Si nous cliquons quand même sur le lien, nous devons savoir que, de nos jours, toutes les pages web doivent présenter des caractéristiques spécifiques pour être considérées comme sûres, qui sont les suivantes :
Le « verrou » web (🔒) permet de savoir si un site web crypte les données qui y sont saisies, c’est-à-dire s’il les protège. Pour ce faire, nous devons également examiner l’adresse de ce site web (URL), où, au lieu de « HTTP : », il faut lire « HTTPS : ». Chaque fois que nous voyons ce« S« , il nous indique que si nous introduisons des données, par exemple des données de paiement, elles seront protégées dès le moment de l’introduction.
Mais dans le cas d’un faux site web, qui peut également comporter ces cadenas, en cliquant dessus (ce qui, dans ce contexte, serait sans danger), nous pouvons également vérifier la propriété du propriétaire de la page. Ainsi, en moins d’une minute, nous saurons si le nom du propriétaire correspond, par exemple, à celui de notre banque, ou s’il s’agit d’un faux site web. Il est donc recommandé de ne pas seulement se fier à l’existence du cadenas, mais aussi de vérifier les informations fournies par le cadenas avant d’introduire des données personnelles ou de paiement sur le site web.
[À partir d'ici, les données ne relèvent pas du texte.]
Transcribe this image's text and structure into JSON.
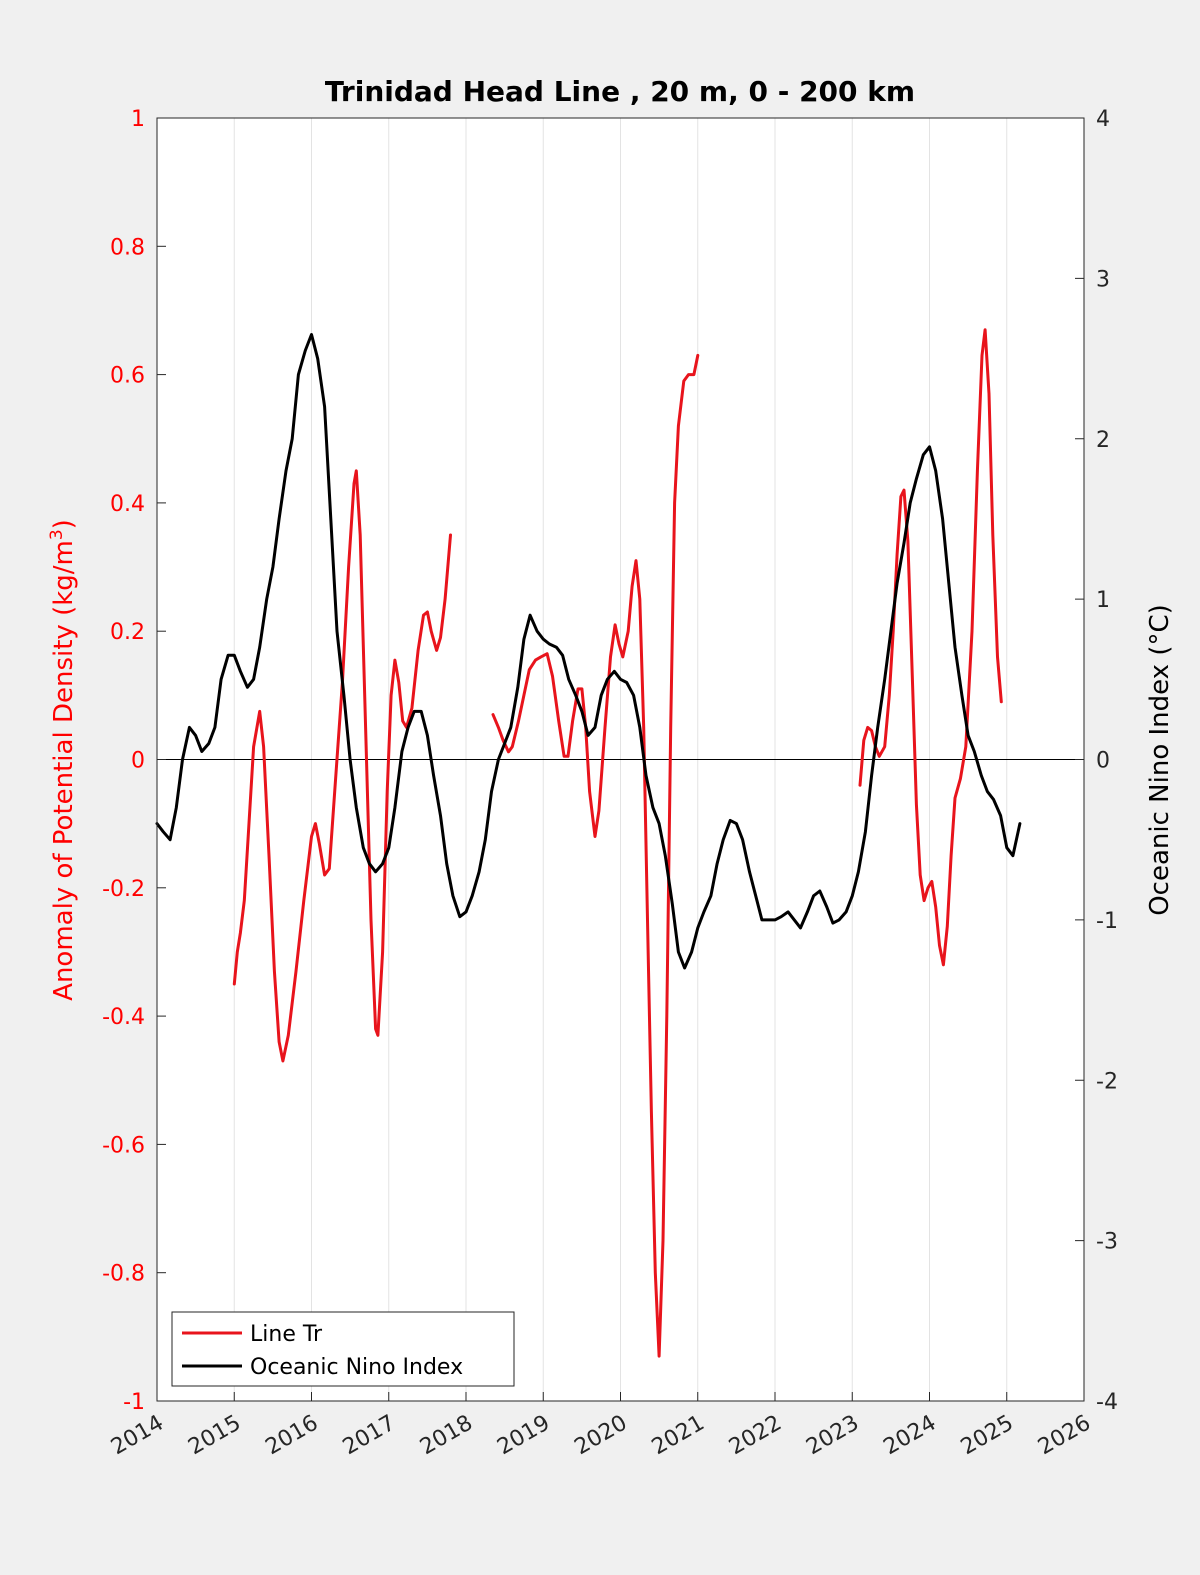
{
  "chart_data": {
    "type": "line",
    "title": "Trinidad Head Line , 20 m, 0 - 200 km",
    "ylabel_left_main": "Anomaly of Potential Density (kg/m",
    "ylabel_left_sup": "3",
    "ylabel_left_close": ")",
    "ylabel_right": "Oceanic Nino Index (°C)",
    "xlim": [
      2014,
      2026
    ],
    "ylim_left": [
      -1,
      1
    ],
    "ylim_right": [
      -4,
      4
    ],
    "x_ticks": [
      "2014",
      "2015",
      "2016",
      "2017",
      "2018",
      "2019",
      "2020",
      "2021",
      "2022",
      "2023",
      "2024",
      "2025",
      "2026"
    ],
    "y_left_ticks": [
      "1",
      "0.8",
      "0.6",
      "0.4",
      "0.2",
      "0",
      "-0.2",
      "-0.4",
      "-0.6",
      "-0.8",
      "-1"
    ],
    "y_right_ticks": [
      "4",
      "3",
      "2",
      "1",
      "0",
      "-1",
      "-2",
      "-3",
      "-4"
    ],
    "grid": "vertical",
    "legend_position": "bottom-left",
    "colors": {
      "left_axis": "#ff0000",
      "series_red": "#e8141c",
      "series_black": "#000000",
      "zero_line": "#000000"
    },
    "series": [
      {
        "name": "Line Tr",
        "axis": "left",
        "segments": [
          [
            [
              2015.0,
              -0.35
            ],
            [
              2015.04,
              -0.3
            ],
            [
              2015.08,
              -0.27
            ],
            [
              2015.13,
              -0.22
            ],
            [
              2015.18,
              -0.12
            ],
            [
              2015.25,
              0.02
            ],
            [
              2015.33,
              0.075
            ],
            [
              2015.38,
              0.02
            ],
            [
              2015.45,
              -0.15
            ],
            [
              2015.52,
              -0.33
            ],
            [
              2015.58,
              -0.44
            ],
            [
              2015.63,
              -0.47
            ],
            [
              2015.7,
              -0.43
            ],
            [
              2015.8,
              -0.33
            ],
            [
              2015.9,
              -0.22
            ],
            [
              2016.0,
              -0.12
            ],
            [
              2016.05,
              -0.1
            ],
            [
              2016.1,
              -0.13
            ],
            [
              2016.17,
              -0.18
            ],
            [
              2016.23,
              -0.17
            ],
            [
              2016.3,
              -0.05
            ],
            [
              2016.4,
              0.12
            ],
            [
              2016.48,
              0.3
            ],
            [
              2016.55,
              0.43
            ],
            [
              2016.58,
              0.45
            ],
            [
              2016.63,
              0.35
            ],
            [
              2016.7,
              0.05
            ],
            [
              2016.77,
              -0.25
            ],
            [
              2016.83,
              -0.42
            ],
            [
              2016.86,
              -0.43
            ],
            [
              2016.92,
              -0.3
            ],
            [
              2016.98,
              -0.05
            ],
            [
              2017.03,
              0.1
            ],
            [
              2017.08,
              0.155
            ],
            [
              2017.13,
              0.12
            ],
            [
              2017.18,
              0.06
            ],
            [
              2017.23,
              0.05
            ],
            [
              2017.3,
              0.08
            ],
            [
              2017.38,
              0.17
            ],
            [
              2017.45,
              0.225
            ],
            [
              2017.5,
              0.23
            ],
            [
              2017.55,
              0.2
            ],
            [
              2017.62,
              0.17
            ],
            [
              2017.67,
              0.19
            ],
            [
              2017.73,
              0.25
            ],
            [
              2017.8,
              0.35
            ]
          ],
          [
            [
              2018.35,
              0.07
            ],
            [
              2018.42,
              0.05
            ],
            [
              2018.48,
              0.03
            ],
            [
              2018.55,
              0.012
            ],
            [
              2018.6,
              0.02
            ],
            [
              2018.68,
              0.06
            ],
            [
              2018.75,
              0.1
            ],
            [
              2018.82,
              0.14
            ],
            [
              2018.9,
              0.155
            ],
            [
              2018.97,
              0.16
            ],
            [
              2019.05,
              0.165
            ],
            [
              2019.12,
              0.13
            ],
            [
              2019.2,
              0.06
            ],
            [
              2019.27,
              0.005
            ],
            [
              2019.32,
              0.005
            ],
            [
              2019.38,
              0.06
            ],
            [
              2019.45,
              0.11
            ],
            [
              2019.5,
              0.11
            ],
            [
              2019.55,
              0.05
            ],
            [
              2019.6,
              -0.05
            ],
            [
              2019.67,
              -0.12
            ],
            [
              2019.72,
              -0.08
            ],
            [
              2019.8,
              0.05
            ],
            [
              2019.87,
              0.16
            ],
            [
              2019.93,
              0.21
            ],
            [
              2019.98,
              0.18
            ],
            [
              2020.03,
              0.16
            ],
            [
              2020.1,
              0.2
            ],
            [
              2020.15,
              0.27
            ],
            [
              2020.2,
              0.31
            ],
            [
              2020.25,
              0.25
            ],
            [
              2020.3,
              0.05
            ],
            [
              2020.35,
              -0.25
            ],
            [
              2020.4,
              -0.55
            ],
            [
              2020.45,
              -0.8
            ],
            [
              2020.5,
              -0.93
            ],
            [
              2020.55,
              -0.75
            ],
            [
              2020.6,
              -0.4
            ],
            [
              2020.65,
              0.05
            ],
            [
              2020.7,
              0.4
            ],
            [
              2020.75,
              0.52
            ],
            [
              2020.82,
              0.59
            ],
            [
              2020.88,
              0.6
            ],
            [
              2020.95,
              0.6
            ],
            [
              2021.0,
              0.63
            ]
          ],
          [
            [
              2023.1,
              -0.04
            ],
            [
              2023.15,
              0.03
            ],
            [
              2023.2,
              0.05
            ],
            [
              2023.25,
              0.045
            ],
            [
              2023.3,
              0.02
            ],
            [
              2023.35,
              0.005
            ],
            [
              2023.42,
              0.02
            ],
            [
              2023.48,
              0.1
            ],
            [
              2023.53,
              0.2
            ],
            [
              2023.58,
              0.32
            ],
            [
              2023.63,
              0.41
            ],
            [
              2023.67,
              0.42
            ],
            [
              2023.72,
              0.34
            ],
            [
              2023.78,
              0.12
            ],
            [
              2023.83,
              -0.07
            ],
            [
              2023.88,
              -0.18
            ],
            [
              2023.93,
              -0.22
            ],
            [
              2023.98,
              -0.2
            ],
            [
              2024.03,
              -0.19
            ],
            [
              2024.08,
              -0.23
            ],
            [
              2024.13,
              -0.29
            ],
            [
              2024.18,
              -0.32
            ],
            [
              2024.23,
              -0.26
            ],
            [
              2024.28,
              -0.15
            ],
            [
              2024.33,
              -0.06
            ],
            [
              2024.4,
              -0.03
            ],
            [
              2024.47,
              0.02
            ],
            [
              2024.55,
              0.2
            ],
            [
              2024.62,
              0.45
            ],
            [
              2024.68,
              0.63
            ],
            [
              2024.72,
              0.67
            ],
            [
              2024.77,
              0.57
            ],
            [
              2024.82,
              0.35
            ],
            [
              2024.88,
              0.16
            ],
            [
              2024.93,
              0.09
            ]
          ]
        ]
      },
      {
        "name": "Oceanic Nino Index",
        "axis": "right",
        "segments": [
          [
            [
              2014.0,
              -0.4
            ],
            [
              2014.08,
              -0.45
            ],
            [
              2014.17,
              -0.5
            ],
            [
              2014.25,
              -0.3
            ],
            [
              2014.33,
              0.0
            ],
            [
              2014.42,
              0.2
            ],
            [
              2014.5,
              0.15
            ],
            [
              2014.58,
              0.05
            ],
            [
              2014.67,
              0.1
            ],
            [
              2014.75,
              0.2
            ],
            [
              2014.83,
              0.5
            ],
            [
              2014.92,
              0.65
            ],
            [
              2015.0,
              0.65
            ],
            [
              2015.08,
              0.55
            ],
            [
              2015.17,
              0.45
            ],
            [
              2015.25,
              0.5
            ],
            [
              2015.33,
              0.7
            ],
            [
              2015.42,
              1.0
            ],
            [
              2015.5,
              1.2
            ],
            [
              2015.58,
              1.5
            ],
            [
              2015.67,
              1.8
            ],
            [
              2015.75,
              2.0
            ],
            [
              2015.83,
              2.4
            ],
            [
              2015.92,
              2.55
            ],
            [
              2016.0,
              2.65
            ],
            [
              2016.08,
              2.5
            ],
            [
              2016.17,
              2.2
            ],
            [
              2016.25,
              1.5
            ],
            [
              2016.33,
              0.8
            ],
            [
              2016.42,
              0.4
            ],
            [
              2016.5,
              0.0
            ],
            [
              2016.58,
              -0.3
            ],
            [
              2016.67,
              -0.55
            ],
            [
              2016.75,
              -0.65
            ],
            [
              2016.83,
              -0.7
            ],
            [
              2016.92,
              -0.65
            ],
            [
              2017.0,
              -0.55
            ],
            [
              2017.08,
              -0.3
            ],
            [
              2017.17,
              0.05
            ],
            [
              2017.25,
              0.2
            ],
            [
              2017.33,
              0.3
            ],
            [
              2017.42,
              0.3
            ],
            [
              2017.5,
              0.15
            ],
            [
              2017.58,
              -0.1
            ],
            [
              2017.67,
              -0.35
            ],
            [
              2017.75,
              -0.65
            ],
            [
              2017.83,
              -0.85
            ],
            [
              2017.92,
              -0.98
            ],
            [
              2018.0,
              -0.95
            ],
            [
              2018.08,
              -0.85
            ],
            [
              2018.17,
              -0.7
            ],
            [
              2018.25,
              -0.5
            ],
            [
              2018.33,
              -0.2
            ],
            [
              2018.42,
              0.0
            ],
            [
              2018.5,
              0.1
            ],
            [
              2018.58,
              0.2
            ],
            [
              2018.67,
              0.45
            ],
            [
              2018.75,
              0.75
            ],
            [
              2018.83,
              0.9
            ],
            [
              2018.92,
              0.8
            ],
            [
              2019.0,
              0.75
            ],
            [
              2019.08,
              0.72
            ],
            [
              2019.17,
              0.7
            ],
            [
              2019.25,
              0.65
            ],
            [
              2019.33,
              0.5
            ],
            [
              2019.42,
              0.4
            ],
            [
              2019.5,
              0.3
            ],
            [
              2019.58,
              0.15
            ],
            [
              2019.67,
              0.2
            ],
            [
              2019.75,
              0.4
            ],
            [
              2019.83,
              0.5
            ],
            [
              2019.92,
              0.55
            ],
            [
              2020.0,
              0.5
            ],
            [
              2020.08,
              0.48
            ],
            [
              2020.17,
              0.4
            ],
            [
              2020.25,
              0.2
            ],
            [
              2020.33,
              -0.1
            ],
            [
              2020.42,
              -0.3
            ],
            [
              2020.5,
              -0.4
            ],
            [
              2020.58,
              -0.6
            ],
            [
              2020.67,
              -0.9
            ],
            [
              2020.75,
              -1.2
            ],
            [
              2020.83,
              -1.3
            ],
            [
              2020.92,
              -1.2
            ],
            [
              2021.0,
              -1.05
            ],
            [
              2021.08,
              -0.95
            ],
            [
              2021.17,
              -0.85
            ],
            [
              2021.25,
              -0.65
            ],
            [
              2021.33,
              -0.5
            ],
            [
              2021.42,
              -0.38
            ],
            [
              2021.5,
              -0.4
            ],
            [
              2021.58,
              -0.5
            ],
            [
              2021.67,
              -0.7
            ],
            [
              2021.75,
              -0.85
            ],
            [
              2021.83,
              -1.0
            ],
            [
              2021.92,
              -1.0
            ],
            [
              2022.0,
              -1.0
            ],
            [
              2022.08,
              -0.98
            ],
            [
              2022.17,
              -0.95
            ],
            [
              2022.25,
              -1.0
            ],
            [
              2022.33,
              -1.05
            ],
            [
              2022.42,
              -0.95
            ],
            [
              2022.5,
              -0.85
            ],
            [
              2022.58,
              -0.82
            ],
            [
              2022.67,
              -0.92
            ],
            [
              2022.75,
              -1.02
            ],
            [
              2022.83,
              -1.0
            ],
            [
              2022.92,
              -0.95
            ],
            [
              2023.0,
              -0.85
            ],
            [
              2023.08,
              -0.7
            ],
            [
              2023.17,
              -0.45
            ],
            [
              2023.25,
              -0.1
            ],
            [
              2023.33,
              0.2
            ],
            [
              2023.42,
              0.5
            ],
            [
              2023.5,
              0.8
            ],
            [
              2023.58,
              1.1
            ],
            [
              2023.67,
              1.35
            ],
            [
              2023.75,
              1.6
            ],
            [
              2023.83,
              1.75
            ],
            [
              2023.92,
              1.9
            ],
            [
              2024.0,
              1.95
            ],
            [
              2024.08,
              1.8
            ],
            [
              2024.17,
              1.5
            ],
            [
              2024.25,
              1.1
            ],
            [
              2024.33,
              0.7
            ],
            [
              2024.42,
              0.4
            ],
            [
              2024.5,
              0.15
            ],
            [
              2024.58,
              0.05
            ],
            [
              2024.67,
              -0.1
            ],
            [
              2024.75,
              -0.2
            ],
            [
              2024.83,
              -0.25
            ],
            [
              2024.92,
              -0.35
            ],
            [
              2025.0,
              -0.55
            ],
            [
              2025.08,
              -0.6
            ],
            [
              2025.17,
              -0.4
            ]
          ]
        ]
      }
    ]
  }
}
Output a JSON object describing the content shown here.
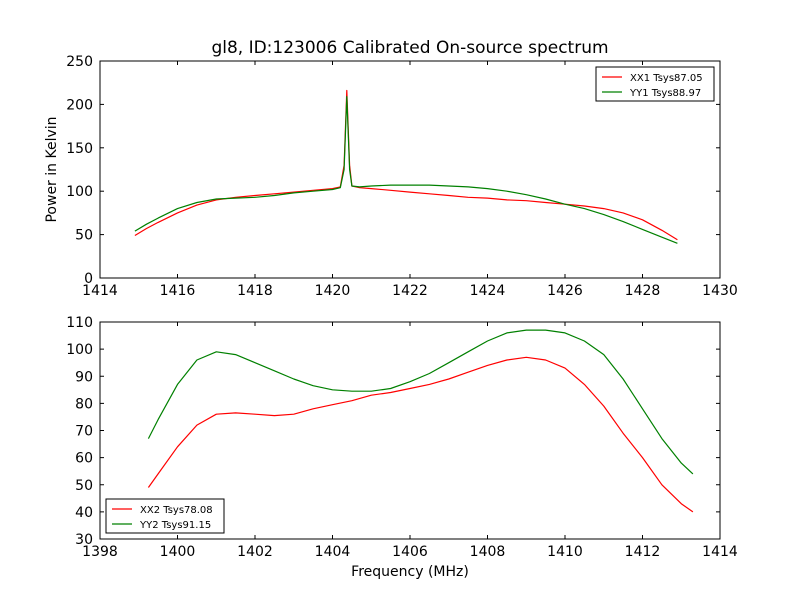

Quoi qu’il en soit, il est également important de savoir que les navigateurs actuels (Google Chrome, Exchange et autres), dès que nous accédons à une page web, soit en saisissant l’adresse directement, soit par le biais du moteur de recherche, s’ils détectent qu’il pourrait s’agir d’un faux site web, d’un site suspect ou peu sûr, un message d’alerte apparaîtra immédiatement, précisément à l’endroit où se trouve habituellement l’icône du cadenas.
NOTE IMPORTANTE : Si vous pensez avoir fourni des informations personnelles ou professionnelles que vous n’auriez pas dû divulguer par ce biais, informez-en le service informatique, le RSSI ou le DPD dans votre environnement de travail et, dans votre environnement personnel, signalez-le aux autorités de police.